After auto-sending many emails to clients in the span of a few hours, we find ourselves faced with a dilemma. Do we send yet another email and risk alienating our clients further? Do we stop all communication until the recipients have been given enough time to forget we spammed their inbox? Do we remove them all from our list entirely? Do we respond to the dozens or hundreds of hate emails? Lastly, what do we do to salvage unsubscribes?
Many of my peers believe you should always apologize when you make a mistake in your automated program — be that a simple typo, an unfortunate parallel (when your marketing message inadvertently aligns with an unfavorable situation [e.g. Retailer Apologizes For ‘Unfortunate Timing’ Of Isis Lingerie Line]), or as in this instance: when your automated program goes haywire and sends your subscribers 37 emails in the span of 14.6 minutes (or something like that).
If this happens to you, remember to keep the gravity of the error in perspective.
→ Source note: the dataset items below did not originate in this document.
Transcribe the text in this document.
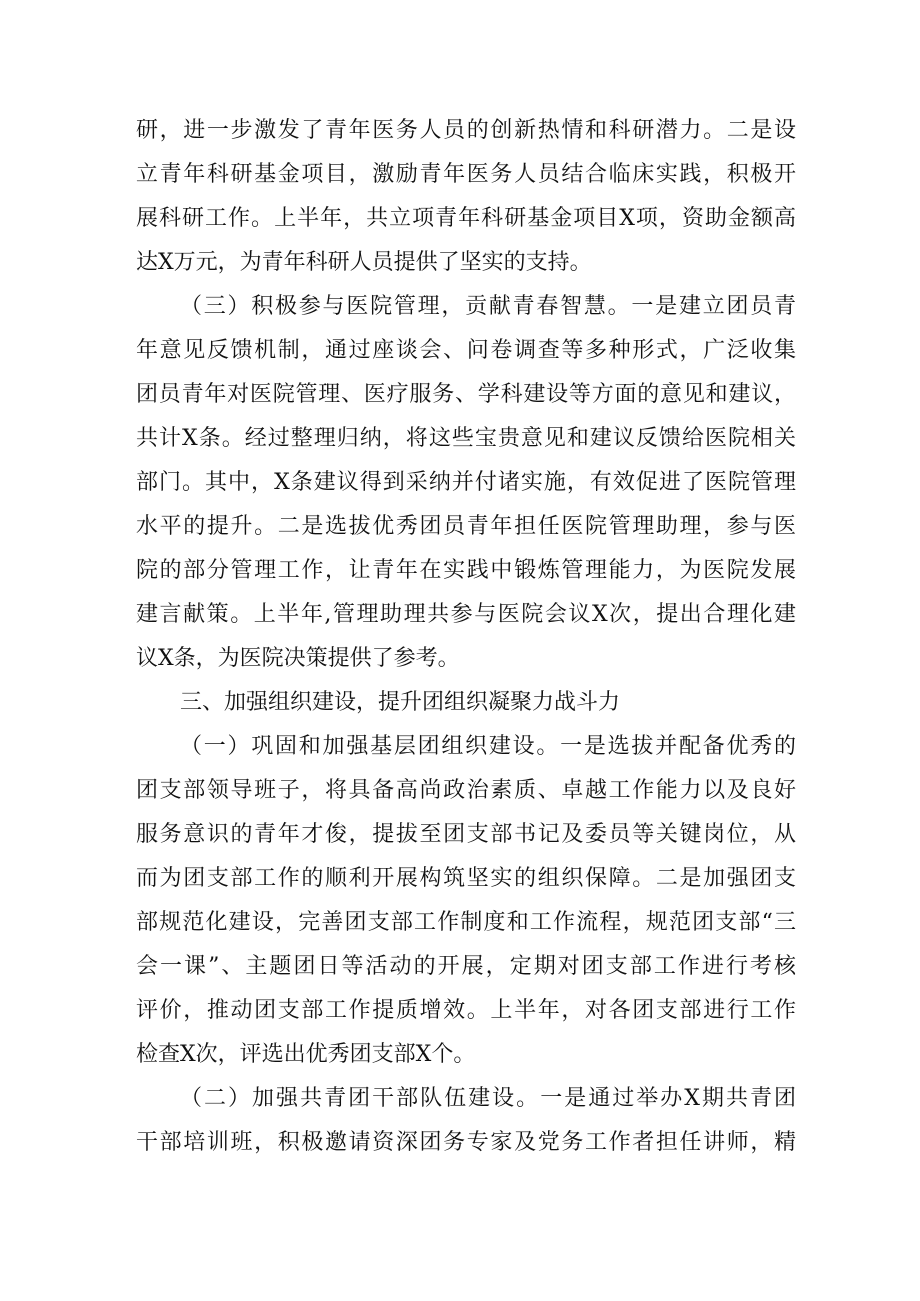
研，进一步激发了青年医务人员的创新热情和科研潜力。二是设
立青年科研基金项目，激励青年医务人员结合临床实践，积极开
展科研工作。上半年，共立项青年科研基金项目X项，资助金额高
达X万元，为青年科研人员提供了坚实的支持。
（三）积极参与医院管理，贡献青春智慧。一是建立团员青
年意见反馈机制，通过座谈会、问卷调查等多种形式，广泛收集
团员青年对医院管理、医疗服务、学科建设等方面的意见和建议，
共计X条。经过整理归纳，将这些宝贵意见和建议反馈给医院相关
部门。其中，X条建议得到采纳并付诸实施，有效促进了医院管理
水平的提升。二是选拔优秀团员青年担任医院管理助理，参与医
院的部分管理工作，让青年在实践中锻炼管理能力，为医院发展
建言献策。上半年,管理助理共参与医院会议X次，提出合理化建
议X条，为医院决策提供了参考。
三、加强组织建设，提升团组织凝聚力战斗力
（一）巩固和加强基层团组织建设。一是选拔并配备优秀的
团支部领导班子，将具备高尚政治素质、卓越工作能力以及良好
服务意识的青年才俊，提拔至团支部书记及委员等关键岗位，从
而为团支部工作的顺利开展构筑坚实的组织保障。二是加强团支
部规范化建设，完善团支部工作制度和工作流程，规范团支部“三
会一课”、主题团日等活动的开展，定期对团支部工作进行考核
评价，推动团支部工作提质增效。上半年，对各团支部进行工作
检查X次，评选出优秀团支部X个。
（二）加强共青团干部队伍建设。一是通过举办X期共青团
干部培训班，积极邀请资深团务专家及党务工作者担任讲师，精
Panicking will not help you, but this checklist may.
You are not alone. Even software/hardware giant HP apparently experienced issues with its automated program and sent a few too many emails to subscribers. HP sent an email apology with oops in the subject line and title. As a side note, this is the subject line I receive most often and for me it’s effective. Short and sweet, and though I don’t have statistics to support this, my guess is it elicits good open rates — even when tempered by the influence of the multiple emails preceding it.
If you choose to promote your oops in social media, know that some people who did not receive the multiple emails will also use the discount code, but that’s probably a good way to turn a bad situation into a redeemable fiasco. That’s not such an awful thing — is it?